January 31, 2008, 9:30 am
I thought this from Adam Schaeffer at Cato was pretty hilarious:
At Montgomery Blair High School in Silver Spring, parents fear cuts in
Montgomery County's proposed $2.1 billion budget will threaten the
math-science magnet program.
Schaeffer puts this in perspective:
The desperate schools of Montgomery County will need to find some way
[to] stretch the $15,246 they have to spend on each of the 137,745 students
in their schools.
This is simply hilarious. Sometimes it is hard to compare per-pupil spending on an apples to apples basis since each grade tends to be progressively more expensive than the last (high school is more expensive than middle school which is more expensive than elementary school). Recognize that this is only partially because the education per se is more expensive at each step -- it is more because the expectation of extra-curriculars (sports, theater, etc.) go up at each level.
However, taking 8th grade as a mean, I can say that my 8th-grader's tuition in a for-profit private school that receives no donations or outside scholarship money is less than half $15,246. And the education he gets is generally considered the best in the city (though his school is lighter than some rich-suburb public school on extra-curriculars).
If you have any doubt that local media generally act as cheerleaders for increased public spending, look no further than this. Note the newspaper quote (from the Washington Post) and then Schaeffer's context:
I have saved the most touching story for last . . .
In Loudoun County, School Board members approved a
budget 14 percent higher than last year's to accommodate an expected
3,000 new students. The county faces a projected $250 million
shortfall, and the 54,000 student system will probably have to look for
new places for savings.
My heart goes out to the Loudoun County administrators. I can't see
how anyone can be expected to educate a child with just $15,000 or to
cover a 6 percent enrollment increase with just a 14 percent increase
in the budget.
May 11, 2007, 7:02 am
True monopolies, which are extraordinarily rare in the private sector but all too common when the government uses it coercive power, lose any incentive to provide good customer service. Via Adam Schaeffer at Cato, here are your government monopoly schools at work:
In Montgomery County, beloved third-grade teacher Soon-Ja Kim was
bounced on the word of one reviewer despite an outpouring of support
from parents who knew what great work she had done with their
children. I can't say it better than it's reported:
But a panel of eight teachers and eight principals
charged with reviewing Kim's performance gave little weight to the
parent letters when they considered her future in a closed-door
meeting, according to panel members.
Doug Prouty, vice president of the Montgomery County
Education Association and co-chairman of the panel, said in an
interview that the strong parental support for Kim was considered only
a "secondary data source."
The good test scores of Kim's students, he said, were also secondary.

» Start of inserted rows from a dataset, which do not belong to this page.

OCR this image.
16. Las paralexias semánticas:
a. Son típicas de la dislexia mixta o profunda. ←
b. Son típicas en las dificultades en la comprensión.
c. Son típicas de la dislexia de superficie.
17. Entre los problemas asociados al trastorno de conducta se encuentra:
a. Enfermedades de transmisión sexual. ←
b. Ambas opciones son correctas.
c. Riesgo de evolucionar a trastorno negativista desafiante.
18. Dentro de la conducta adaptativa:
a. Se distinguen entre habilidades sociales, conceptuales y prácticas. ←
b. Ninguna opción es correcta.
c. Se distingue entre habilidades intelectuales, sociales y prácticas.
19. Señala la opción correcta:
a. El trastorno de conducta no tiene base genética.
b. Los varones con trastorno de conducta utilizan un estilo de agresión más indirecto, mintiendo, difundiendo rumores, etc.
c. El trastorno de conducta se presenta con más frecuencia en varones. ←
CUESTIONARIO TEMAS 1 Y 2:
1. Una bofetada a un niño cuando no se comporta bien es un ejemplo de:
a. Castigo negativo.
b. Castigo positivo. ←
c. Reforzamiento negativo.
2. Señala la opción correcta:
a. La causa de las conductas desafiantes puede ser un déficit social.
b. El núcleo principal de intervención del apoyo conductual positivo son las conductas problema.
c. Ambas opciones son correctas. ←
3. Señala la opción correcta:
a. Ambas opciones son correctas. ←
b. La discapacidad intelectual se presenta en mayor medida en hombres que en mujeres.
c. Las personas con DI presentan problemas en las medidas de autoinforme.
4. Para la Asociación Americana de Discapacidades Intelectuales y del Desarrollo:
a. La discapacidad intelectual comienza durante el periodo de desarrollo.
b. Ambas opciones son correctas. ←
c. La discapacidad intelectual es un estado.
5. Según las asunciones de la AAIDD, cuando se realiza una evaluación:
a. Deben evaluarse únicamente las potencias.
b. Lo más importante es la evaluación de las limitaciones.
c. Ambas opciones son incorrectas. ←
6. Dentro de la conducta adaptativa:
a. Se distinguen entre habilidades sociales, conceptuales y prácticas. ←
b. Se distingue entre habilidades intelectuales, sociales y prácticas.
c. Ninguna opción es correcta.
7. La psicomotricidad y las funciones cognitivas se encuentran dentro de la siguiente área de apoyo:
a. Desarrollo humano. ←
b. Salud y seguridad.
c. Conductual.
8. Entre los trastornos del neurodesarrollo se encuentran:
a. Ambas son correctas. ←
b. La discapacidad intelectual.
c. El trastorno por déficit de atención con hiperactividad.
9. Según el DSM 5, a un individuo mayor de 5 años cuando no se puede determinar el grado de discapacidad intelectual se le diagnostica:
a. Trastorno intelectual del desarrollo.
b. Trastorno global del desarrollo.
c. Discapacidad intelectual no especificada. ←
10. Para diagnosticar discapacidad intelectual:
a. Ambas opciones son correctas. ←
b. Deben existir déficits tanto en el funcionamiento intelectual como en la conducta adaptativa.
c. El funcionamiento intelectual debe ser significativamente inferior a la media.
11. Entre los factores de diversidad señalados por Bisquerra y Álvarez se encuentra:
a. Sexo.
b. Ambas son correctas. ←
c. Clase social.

The primary sources for the decisions, he said, were the judgments of
Principal Elaine Chang, a consulting teacher assigned to evaluate Kim
and the panel members themselves that Kim was ineffective in the
classroom and hurting her students' progress.
"That's a bunch of hooey," said Elyse Summers, one of the multitude
of pro-Kim parents. "Our children went to Mrs. Kim's class every day,
came home and are performing extremely well."
"We take parent feedback, both good and bad, about teachers very
seriously," Edwards replied. But the Montgomery schools spokesman added
that "the final decision about the effectiveness of teachers must come
down to those with the professional expertise."
So, it does not matter if you are a great teacher who gets good results, if you don't kiss the principal's ass enough, you are gone. This is not to say that private employers can't be equally silly. However, in the private sector, if a company is stupid enough to fire a good employee for petty political reasons, its competitors will snap that person up. If it happens enough, company 2 will quickly begin to outcompete company 1. When the government maintains a forced monopoly on schools, there are no such feedback mechanisms to force improvement, except maybe parental feedback, and you see how much that achieves in this case.